A Steve Reich Primer

March 03, 2010

Thinking about getting into Steve Reich? Here's my suggested order of operations:

  1. Music For 18 Musicians (ECM)

    Generally considered Reich's first masterpiece, 18 Musicians broke Reich away from the strictly "minimal" and process-oriented pieces he had previously written.

  2. Tehillim (ECM)

    A setting of Hebrew text to stunningly original orchestration, Tehillim is the piece that made me a life-long Reich devotee.

  3. Electric Counterpoint

    Counterpoint is Reich's multi-layered masterpiece written for, and performed by, Pat Metheny. You might recognize it as an eternal source of samples, notably first with The Orb's Little Fluffy Clouds and later from several RJD2 backing tracks.

  4. Different Trains

    On the same CD as the previous, Different Trains was one of Reich's earliest (and greatest) experiments with composing around the pitches present in human vowel sounds.

  5. City Life

    A five-movement piece built around field recordings taken by Reich on the day of the original World Trade Center bombing, City Life is strangely beautiful and affecting.

  6. The Desert Music

    Perhaps one of Reich's most difficult pieces, The Desert Music is complex, at turns claustrophobic and expansive, and worth many repeat listens.

  7. You Are (Variations)

    Written while Reich was approaching 75 years of age, I think You Are is one of Reich's later masterpieces.

  8. Early Works

    I've optimized this Reich ordering for easing into his music rather than studying him academically. That said, no Reich collection would be complete without a CD that highlights Reich's early philosophy of music as a gradual process.

Reich has written many wonderful pieces not included in this list, but I believe if you're serious enough about him to purchase these eight CDs you will probably end up like me and collect the rest. Enjoy!

Sayonara, DreamHost!

February 02, 2010

Meet the new blog... same as the old blog.

Well, not quite the same. I've been a DreamHost customer for nearly a decade. I wanted something stupid cheap; I got something both cheap and stupid. To be fair, I'd been warned. The people behind DreamHost are friendly and responsive, so even though my MX records sometimes disappeared for a few hours, or my blog crumbled under even moderate load, or somehow an extra $7.5 million unexpectedly left customers' pockets... well, I stuck with it.
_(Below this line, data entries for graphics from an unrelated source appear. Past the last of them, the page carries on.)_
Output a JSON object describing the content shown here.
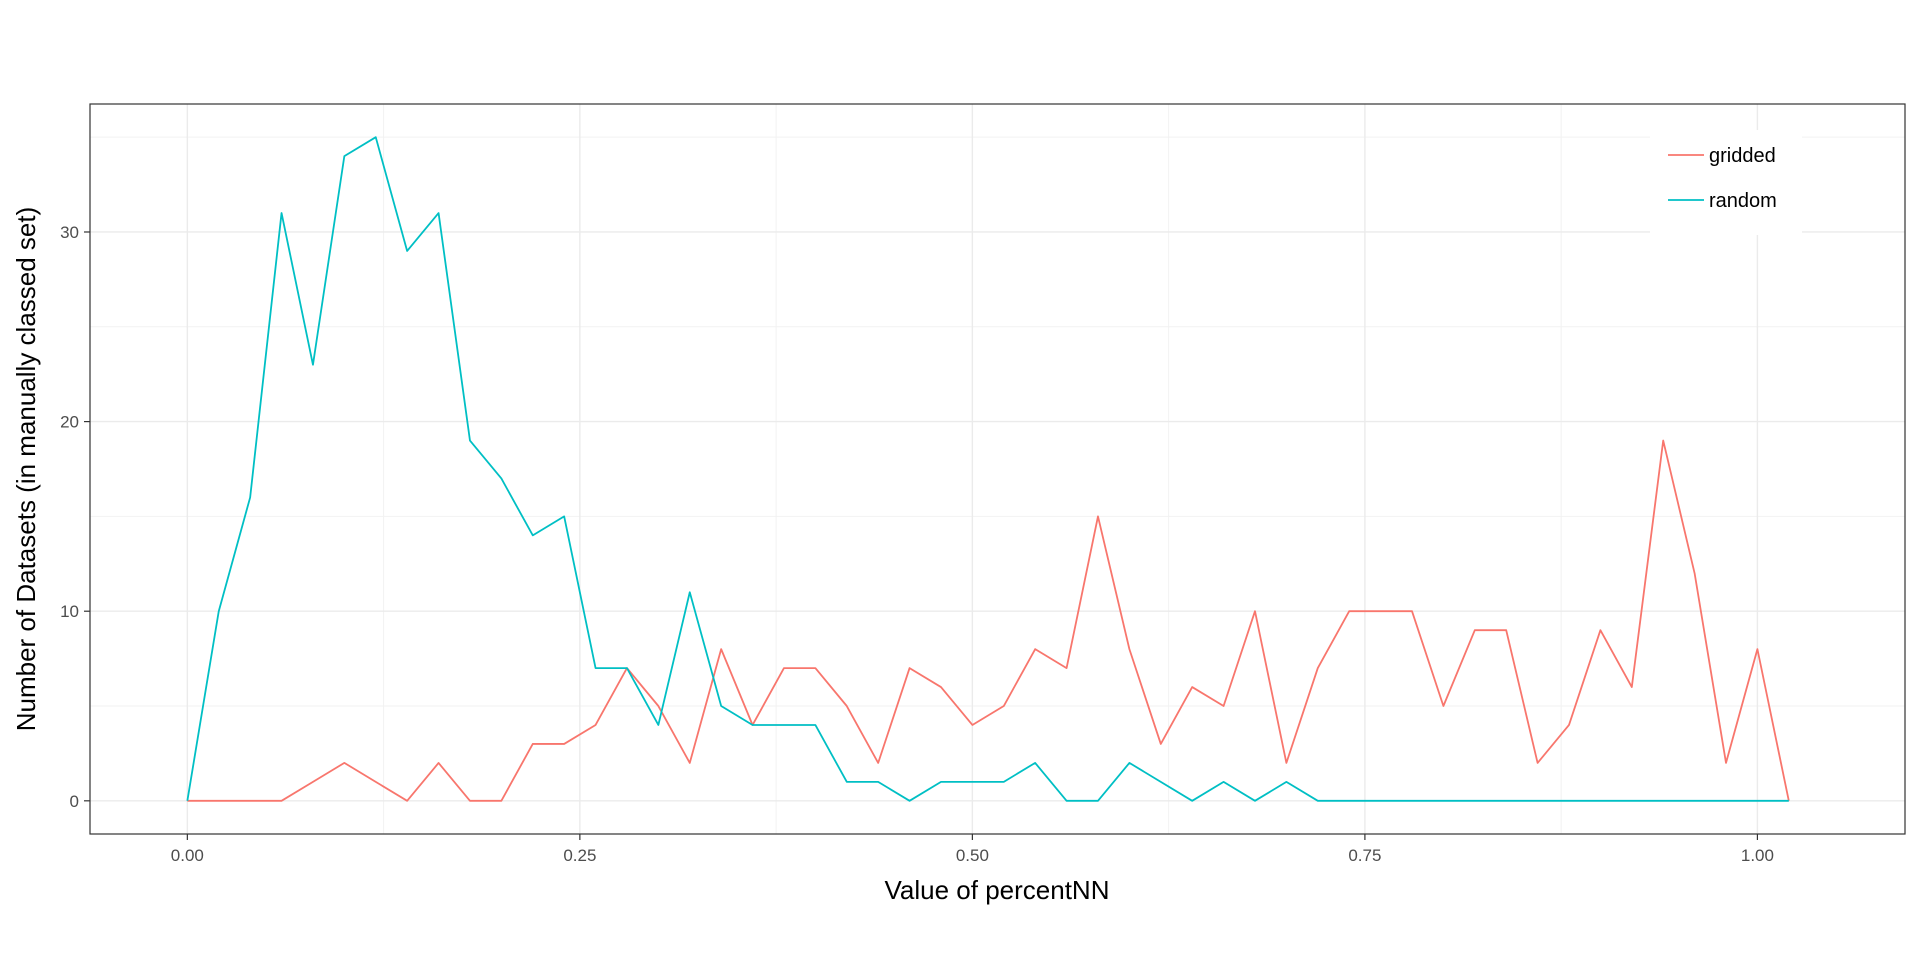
{
  "chart_data": {
    "type": "line",
    "xlabel": "Value of percentNN",
    "ylabel": "Number of Datasets (in manually classed set)",
    "xlim": [
      -0.062,
      1.094
    ],
    "ylim": [
      -1.75,
      36.75
    ],
    "x_ticks": [
      {
        "value": 0.0,
        "label": "0.00"
      },
      {
        "value": 0.25,
        "label": "0.25"
      },
      {
        "value": 0.5,
        "label": "0.50"
      },
      {
        "value": 0.75,
        "label": "0.75"
      },
      {
        "value": 1.0,
        "label": "1.00"
      }
    ],
    "y_ticks": [
      {
        "value": 0,
        "label": "0"
      },
      {
        "value": 10,
        "label": "10"
      },
      {
        "value": 20,
        "label": "20"
      },
      {
        "value": 30,
        "label": "30"
      }
    ],
    "grid": true,
    "legend_position": "top-right",
    "x": [
      0,
      0.02,
      0.04,
      0.06,
      0.08,
      0.1,
      0.12,
      0.14,
      0.16,
      0.18,
      0.2,
      0.22,
      0.24,
      0.26,
      0.28,
      0.3,
      0.32,
      0.34,
      0.36,
      0.38,
      0.4,
      0.42,
      0.44,
      0.46,
      0.48,
      0.5,
      0.52,
      0.54,
      0.56,
      0.58,
      0.6,
      0.62,
      0.64,
      0.66,
      0.68,
      0.7,
      0.72,
      0.74,
      0.76,
      0.78,
      0.8,
      0.82,
      0.84,
      0.86,
      0.88,
      0.9,
      0.92,
      0.94,
      0.96,
      0.98,
      1.0,
      1.02
    ],
    "series": [
      {
        "name": "gridded",
        "color": "#F8766D",
        "values": [
          0,
          0,
          0,
          0,
          1,
          2,
          1,
          0,
          2,
          0,
          0,
          3,
          3,
          4,
          7,
          5,
          2,
          8,
          4,
          7,
          7,
          5,
          2,
          7,
          6,
          4,
          5,
          8,
          7,
          15,
          8,
          3,
          6,
          5,
          10,
          2,
          7,
          10,
          10,
          10,
          5,
          9,
          9,
          2,
          4,
          9,
          6,
          19,
          12,
          2,
          8,
          0
        ]
      },
      {
        "name": "random",
        "color": "#00BFC4",
        "values": [
          0,
          10,
          16,
          31,
          23,
          34,
          35,
          29,
          31,
          19,
          17,
          14,
          15,
          7,
          7,
          4,
          11,
          5,
          4,
          4,
          4,
          1,
          1,
          0,
          1,
          1,
          1,
          2,
          0,
          0,
          2,
          1,
          0,
          1,
          0,
          1,
          0,
          0,
          0,
          0,
          0,
          0,
          0,
          0,
          0,
          0,
          0,
          0,
          0,
          0,
          0,
          0
        ]
      }
    ]
  }
}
No more. Even for my modest business homepage I need a setup that is:

  1. Reliable. My sites don't go down and they handle loads.
  2. Repeatable. I can easily move between providers without complex setup or import/export processes.
  3. Easy To Maintain. I have full source control over my sites and they use the simplest formats and tools possible.

As a result, I've moved my entire web presence into the "cloud." Specifically, I'm hosting all of my sites via git repositories; I'm hosting most of them via GitHub Pages.

For the majority of my sites, the move to GitHub Pages was painless. The exception, not surprisingly, was this blog: it is now built with Jekyll. Jekyll is a great tool and I highly recommend it. What hurt was exporting from WordPress. I ended up writing several custom python tools; Jekyll's built-in exporter was next-to-worthless. In the interest of time, I dropped the old comments (there weren't many.) Now that I've made the leap, I'm extremely excited to author my blog from emacs, in markdown. It's far easier for me than fighting the WordPress text entry area.

My remaining sites, like Go and WhereBeUs, are hosted via Google App Engine. (Of course, the code is managed in git, too.) Only my large MP3 files have escaped source control; they're hosted on Amazon S3. (Alas, git's performance with large binaries is not too hot.)

Finally, I've moved to Zerigo Managed DNS to handle the growing complexity of my domain name needs. In addition to having a great control panel for hand-editing DNS entries, Zerigo offers a killer REST API that is well-supported by both Python and Ruby. I couldn't be happier.

As for mail, I'm in the process of moving to hosted gmail -- if over the weekend you get a bounce, you'll know what's up.